Introduction
Encryption is everywhere.
When you browse a secure website, communicate through a messaging app, access online banking, or entrust your data to an online health service, you are relying on encryption. For children, as for adults, encryption is a part of their lives, keeping their personal information and communications safe, online and offline.
The debate on encryption and children’s rights is often framed as a divide between a child protection approach and a civil liberties focus. But this polarisation masks a more complex truth.
Children, their rights and their interests are on all sides of this discourse. Applications of encryption can protect or expose children to violence, promote or undermine their privacy, encourage or chill their expression. Encryption engages nearly all of their human rights from a wide variety of angles.
The impact that encryption has, whether positive or negative, can also vary significantly for children depending on their backgrounds, needs and identities. If the approach to encryption is to take all children’s rights seriously, it must engage with how children are affected globally, including the specific experiences of children from disadvantaged and marginalised communities.
Towards a children’s rights approach to encryption
This report aims to recognise the full complexity of how encryption affects children and to set out an approach that is based on the full spectrum of their rights.
The development of encryption is intertwined with the technological developments of the late 20th century and the Internet specifically. If we are to understand where we are now, we must see how we got here. With this in mind, the report starts with the history of the debate around encryption, from the “crypto-wars” since the 1970s to the challenges we face today.
Responding to the need for an accessible analysis of the relevant technology, the report then examines what encryption is and how it works. This includes a discussion of technology used to identify child sexual abuse material online as well as online sexual exploitation and abuse. We aim to be clear about the benefits, costs and compromises of this technology, so that its legitimate role can be assessed.
If we are to move beyond the divides that are currently present in this field, we must understand the frictions and faultlines that exist in this space as well as where there is space for consensus. Interviews with the full range of organisations and experts with a stake in this issue were at the heart of the research. The report represents and examines the range of perspectives and approaches of those working on issues related to encryption, in order to help move beyond the polarisation that has been so present in the debate around encryption.
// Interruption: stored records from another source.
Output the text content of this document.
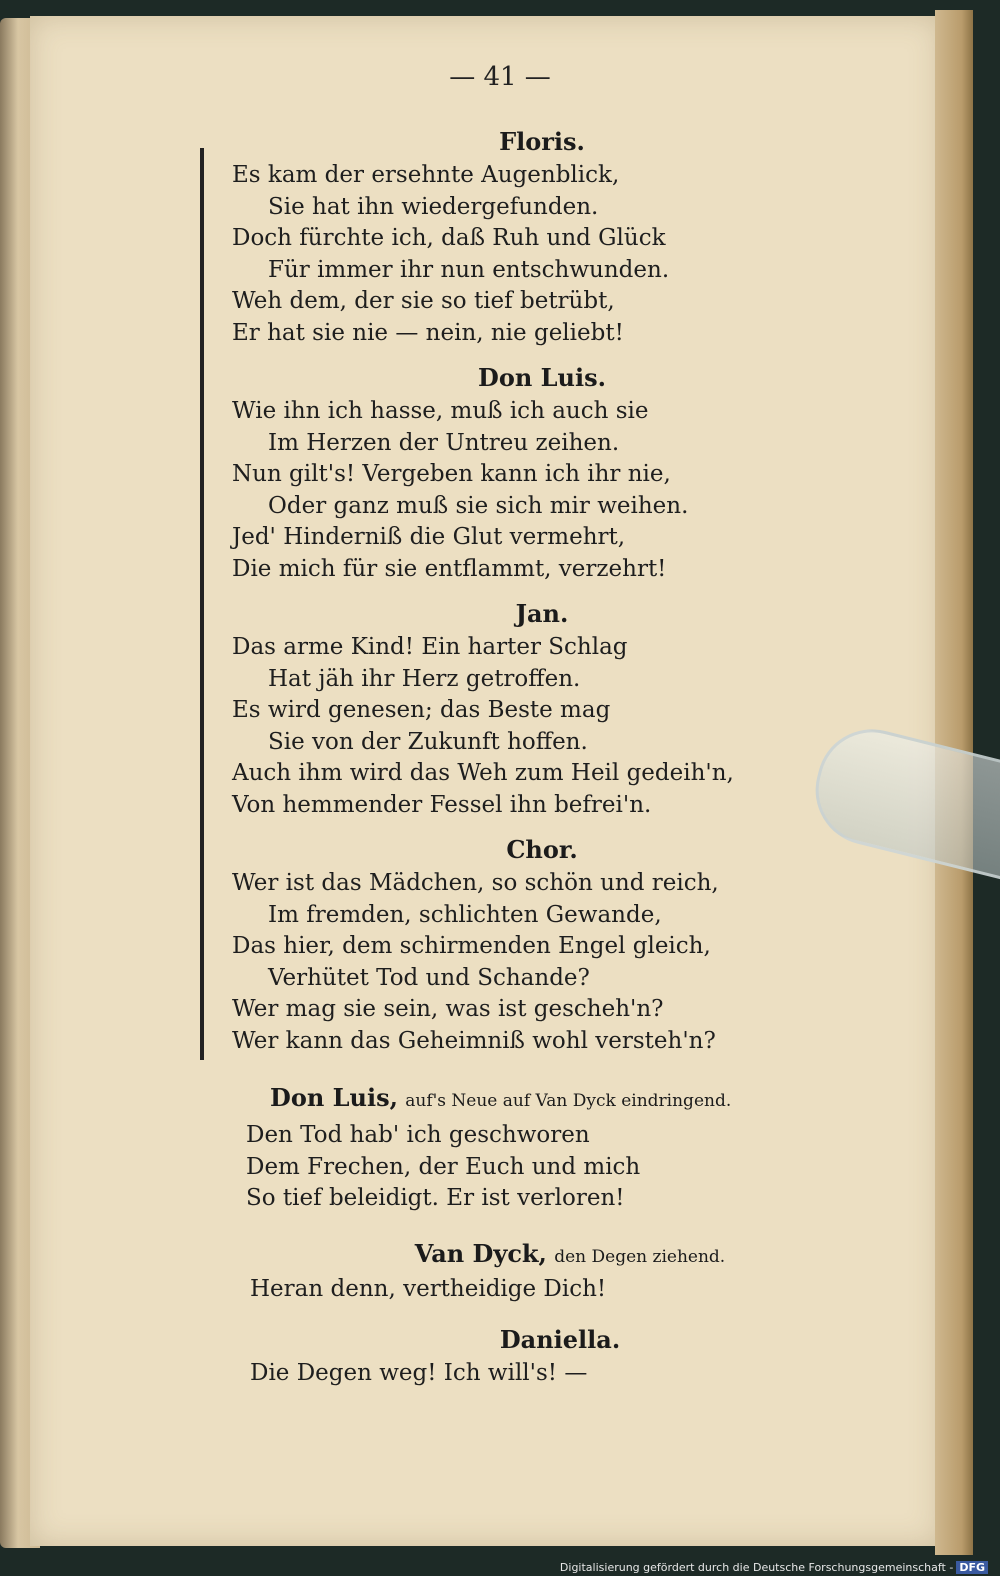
— 41 —
Floris.
Es kam der ersehnte Augenblick,
Sie hat ihn wiedergefunden.
Doch fürchte ich, daß Ruh und Glück
Für immer ihr nun entschwunden.
Weh dem, der sie so tief betrübt,
Er hat sie nie — nein, nie geliebt!
Don Luis.
Wie ihn ich hasse, muß ich auch sie
Im Herzen der Untreu zeihen.
Nun gilt's! Vergeben kann ich ihr nie,
Oder ganz muß sie sich mir weihen.
Jed' Hinderniß die Glut vermehrt,
Die mich für sie entflammt, verzehrt!
Jan.
Das arme Kind! Ein harter Schlag
Hat jäh ihr Herz getroffen.
Es wird genesen; das Beste mag
Sie von der Zukunft hoffen.
Auch ihm wird das Weh zum Heil gedeih'n,
Von hemmender Fessel ihn befrei'n.
Chor.
Wer ist das Mädchen, so schön und reich,
Im fremden, schlichten Gewande,
Das hier, dem schirmenden Engel gleich,
Verhütet Tod und Schande?
Wer mag sie sein, was ist gescheh'n?
Wer kann das Geheimniß wohl versteh'n?
Don Luis, auf's Neue auf Van Dyck eindringend.
Den Tod hab' ich geschworen
Dem Frechen, der Euch und mich
So tief beleidigt. Er ist verloren!
Van Dyck, den Degen ziehend.
Heran denn, vertheidige Dich!
Daniella.
Die Degen weg! Ich will's! —
Digitalisierung gefördert durch die Deutsche Forschungsgemeinschaft - DFG
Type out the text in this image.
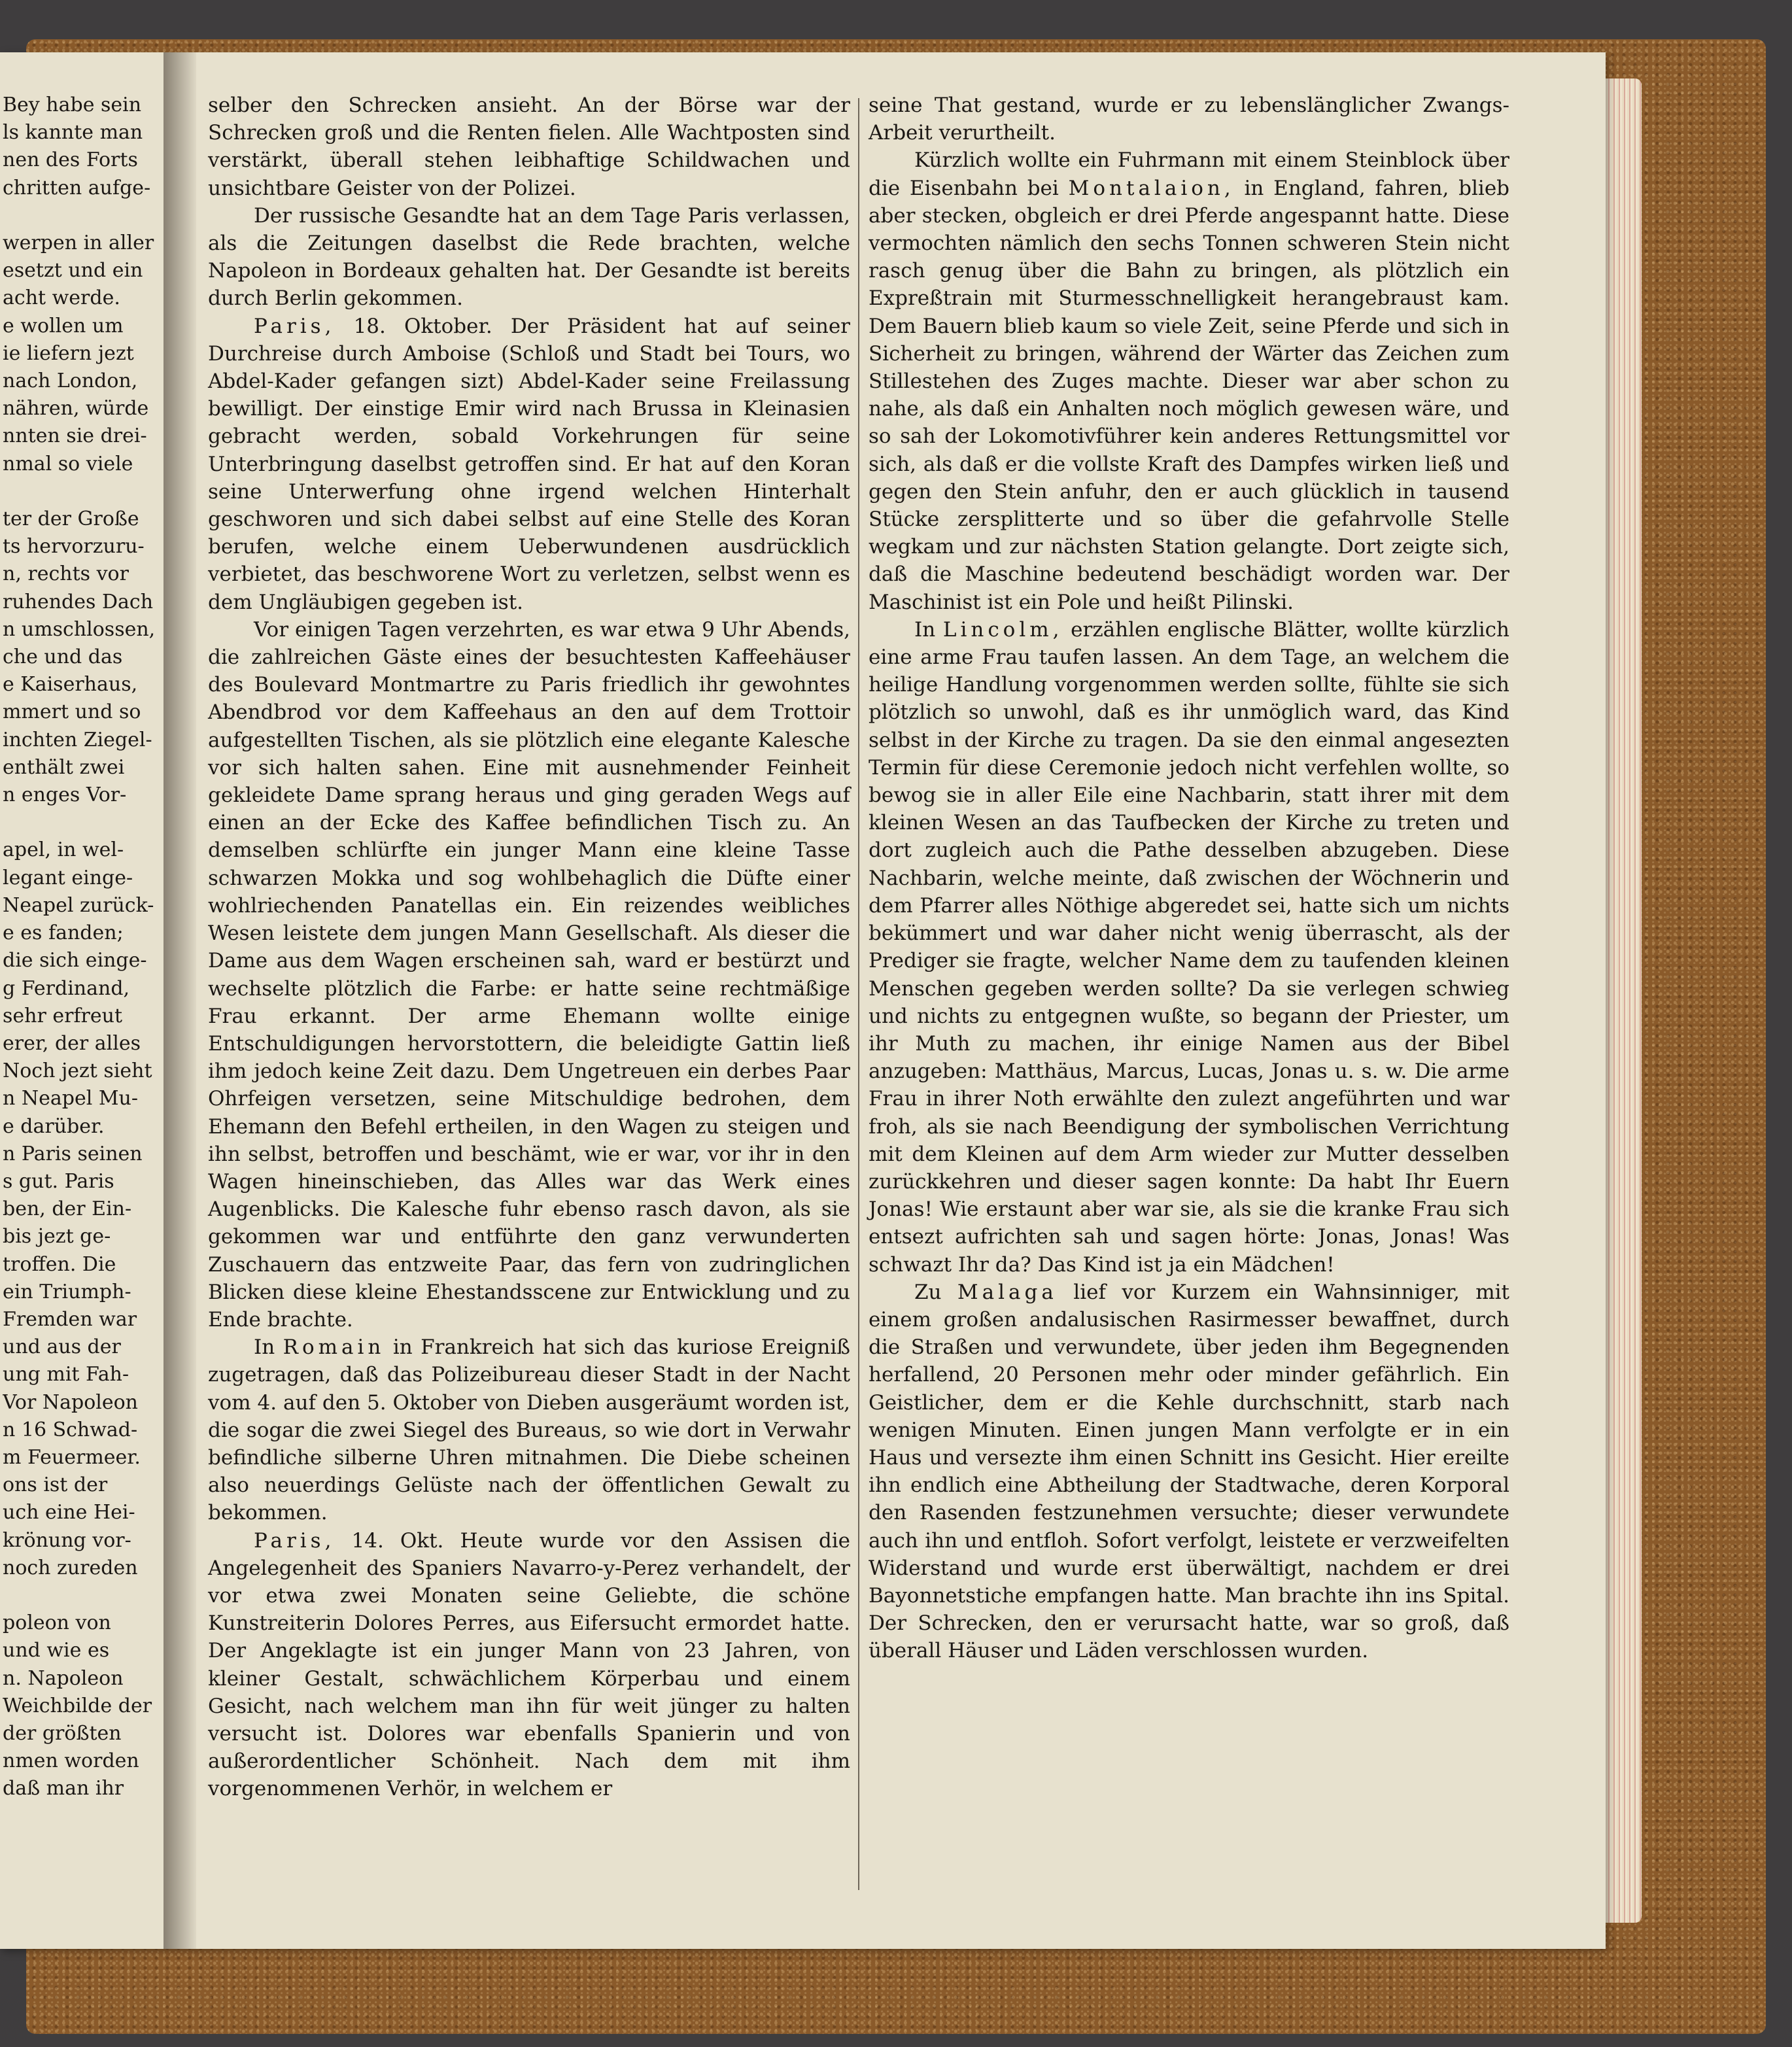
Bey habe sein
ls kannte man
nen des Forts
chritten aufge-

werpen in aller
esetzt und ein
acht werde.
e wollen um
ie liefern jezt
nach London,
nähren, würde
nnten sie drei-
nmal so viele

ter der Große
ts hervorzuru-
n, rechts vor
ruhendes Dach
n umschlossen,
che und das
e Kaiserhaus,
mmert und so
inchten Ziegel-
enthält zwei
n enges Vor-

apel, in wel-
legant einge-
Neapel zurück-
e es fanden;
die sich einge-
g Ferdinand,
sehr erfreut
erer, der alles
Noch jezt sieht
n Neapel Mu-
e darüber.
n Paris seinen
s gut. Paris
ben, der Ein-
bis jezt ge-
troffen. Die
ein Triumph-
Fremden war
und aus der
ung mit Fah-
Vor Napoleon
n 16 Schwad-
m Feuermeer.
ons ist der
uch eine Hei-
krönung vor-
noch zureden

poleon von
und wie es
n. Napoleon
Weichbilde der
der größten
nmen worden
daß man ihr

selber den Schrecken ansieht. An der Börse war der Schrecken groß und die Renten fielen. Alle Wachtposten sind verstärkt, überall stehen leibhaftige Schildwachen und unsichtbare Geister von der Polizei.

Der russische Gesandte hat an dem Tage Paris verlassen, als die Zeitungen daselbst die Rede brachten, welche Napoleon in Bordeaux gehalten hat. Der Gesandte ist bereits durch Berlin gekommen.

Paris, 18. Oktober. Der Präsident hat auf seiner Durchreise durch Amboise (Schloß und Stadt bei Tours, wo Abdel-Kader gefangen sizt) Abdel-Kader seine Freilassung bewilligt. Der einstige Emir wird nach Brussa in Kleinasien gebracht werden, sobald Vorkehrungen für seine Unterbringung daselbst getroffen sind. Er hat auf den Koran seine Unterwerfung ohne irgend welchen Hinterhalt geschworen und sich dabei selbst auf eine Stelle des Koran berufen, welche einem Ueberwundenen ausdrücklich verbietet, das beschworene Wort zu verletzen, selbst wenn es dem Ungläubigen gegeben ist.

Vor einigen Tagen verzehrten, es war etwa 9 Uhr Abends, die zahlreichen Gäste eines der besuchtesten Kaffeehäuser des Boulevard Montmartre zu Paris friedlich ihr gewohntes Abendbrod vor dem Kaffeehaus an den auf dem Trottoir aufgestellten Tischen, als sie plötzlich eine elegante Kalesche vor sich halten sahen. Eine mit ausnehmender Feinheit gekleidete Dame sprang heraus und ging geraden Wegs auf einen an der Ecke des Kaffee befindlichen Tisch zu. An demselben schlürfte ein junger Mann eine kleine Tasse schwarzen Mokka und sog wohlbehaglich die Düfte einer wohlriechenden Panatellas ein. Ein reizendes weibliches Wesen leistete dem jungen Mann Gesellschaft. Als dieser die Dame aus dem Wagen erscheinen sah, ward er bestürzt und wechselte plötzlich die Farbe: er hatte seine rechtmäßige Frau erkannt. Der arme Ehemann wollte einige Entschuldigungen hervorstottern, die beleidigte Gattin ließ ihm jedoch keine Zeit dazu. Dem Ungetreuen ein derbes Paar Ohrfeigen versetzen, seine Mitschuldige bedrohen, dem Ehemann den Befehl ertheilen, in den Wagen zu steigen und ihn selbst, betroffen und beschämt, wie er war, vor ihr in den Wagen hineinschieben, das Alles war das Werk eines Augenblicks. Die Kalesche fuhr ebenso rasch davon, als sie gekommen war und entführte den ganz verwunderten Zuschauern das entzweite Paar, das fern von zudringlichen Blicken diese kleine Ehestandsscene zur Entwicklung und zu Ende brachte.

In Romain in Frankreich hat sich das kuriose Ereigniß zugetragen, daß das Polizeibureau dieser Stadt in der Nacht vom 4. auf den 5. Oktober von Dieben ausgeräumt worden ist, die sogar die zwei Siegel des Bureaus, so wie dort in Verwahr befindliche silberne Uhren mitnahmen. Die Diebe scheinen also neuerdings Gelüste nach der öffentlichen Gewalt zu bekommen.

Paris, 14. Okt. Heute wurde vor den Assisen die Angelegenheit des Spaniers Navarro-y-Perez verhandelt, der vor etwa zwei Monaten seine Geliebte, die schöne Kunstreiterin Dolores Perres, aus Eifersucht ermordet hatte. Der Angeklagte ist ein junger Mann von 23 Jahren, von kleiner Gestalt, schwächlichem Körperbau und einem Gesicht, nach welchem man ihn für weit jünger zu halten versucht ist. Dolores war ebenfalls Spanierin und von außerordentlicher Schönheit. Nach dem mit ihm vorgenommenen Verhör, in welchem er

seine That gestand, wurde er zu lebenslänglicher Zwangs-Arbeit verurtheilt.

Kürzlich wollte ein Fuhrmann mit einem Steinblock über die Eisenbahn bei Montalaion, in England, fahren, blieb aber stecken, obgleich er drei Pferde angespannt hatte. Diese vermochten nämlich den sechs Tonnen schweren Stein nicht rasch genug über die Bahn zu bringen, als plötzlich ein Expreßtrain mit Sturmesschnelligkeit herangebraust kam. Dem Bauern blieb kaum so viele Zeit, seine Pferde und sich in Sicherheit zu bringen, während der Wärter das Zeichen zum Stillestehen des Zuges machte. Dieser war aber schon zu nahe, als daß ein Anhalten noch möglich gewesen wäre, und so sah der Lokomotivführer kein anderes Rettungsmittel vor sich, als daß er die vollste Kraft des Dampfes wirken ließ und gegen den Stein anfuhr, den er auch glücklich in tausend Stücke zersplitterte und so über die gefahrvolle Stelle wegkam und zur nächsten Station gelangte. Dort zeigte sich, daß die Maschine bedeutend beschädigt worden war. Der Maschinist ist ein Pole und heißt Pilinski.

In Lincolm, erzählen englische Blätter, wollte kürzlich eine arme Frau taufen lassen. An dem Tage, an welchem die heilige Handlung vorgenommen werden sollte, fühlte sie sich plötzlich so unwohl, daß es ihr unmöglich ward, das Kind selbst in der Kirche zu tragen. Da sie den einmal angesezten Termin für diese Ceremonie jedoch nicht verfehlen wollte, so bewog sie in aller Eile eine Nachbarin, statt ihrer mit dem kleinen Wesen an das Taufbecken der Kirche zu treten und dort zugleich auch die Pathe desselben abzugeben. Diese Nachbarin, welche meinte, daß zwischen der Wöchnerin und dem Pfarrer alles Nöthige abgeredet sei, hatte sich um nichts bekümmert und war daher nicht wenig überrascht, als der Prediger sie fragte, welcher Name dem zu taufenden kleinen Menschen gegeben werden sollte? Da sie verlegen schwieg und nichts zu entgegnen wußte, so begann der Priester, um ihr Muth zu machen, ihr einige Namen aus der Bibel anzugeben: Matthäus, Marcus, Lucas, Jonas u. s. w. Die arme Frau in ihrer Noth erwählte den zulezt angeführten und war froh, als sie nach Beendigung der symbolischen Verrichtung mit dem Kleinen auf dem Arm wieder zur Mutter desselben zurückkehren und dieser sagen konnte: Da habt Ihr Euern Jonas! Wie erstaunt aber war sie, als sie die kranke Frau sich entsezt aufrichten sah und sagen hörte: Jonas, Jonas! Was schwazt Ihr da? Das Kind ist ja ein Mädchen!

Zu Malaga lief vor Kurzem ein Wahnsinniger, mit einem großen andalusischen Rasirmesser bewaffnet, durch die Straßen und verwundete, über jeden ihm Begegnenden herfallend, 20 Personen mehr oder minder gefährlich. Ein Geistlicher, dem er die Kehle durchschnitt, starb nach wenigen Minuten. Einen jungen Mann verfolgte er in ein Haus und versezte ihm einen Schnitt ins Gesicht. Hier ereilte ihn endlich eine Abtheilung der Stadtwache, deren Korporal den Rasenden festzunehmen versuchte; dieser verwundete auch ihn und entfloh. Sofort verfolgt, leistete er verzweifelten Widerstand und wurde erst überwältigt, nachdem er drei Bayonnetstiche empfangen hatte. Man brachte ihn ins Spital. Der Schrecken, den er verursacht hatte, war so groß, daß überall Häuser und Läden verschlossen wurden.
Building on this foundation, we explore how encryption engages with the full range of children’s rights, treating the UN Convention on the Rights of the Child as an agreed international framework and examining how it applies to children affected by, or who use, technology that involves encryption. This analysis engages with the tensions that can exist between the desire to protect children from violence as well as to protect their privacy and the privacy of the public at large, but finds that we must move beyond a privacy versus protection framing if we are to ensure that all children’s rights are protected in this context.
Shaping the online space for children for the decades to come
Ultimately, with this report, we present our perspective on the issue and set out principles for a children’s rights approach to encryption. The aim is to provide a basis to shape how to design and evaluate policy-making on this issue grounded in the full range of children’s rights.
We are at a point in how the digital space is controlled, accessed, and regulated that will shape how children engage with it for decades to come. It is essential that such policy-making is based on an informed understanding and respect for its impact on the full range of their rights and meaningfully includes everyone whose rights are at stake.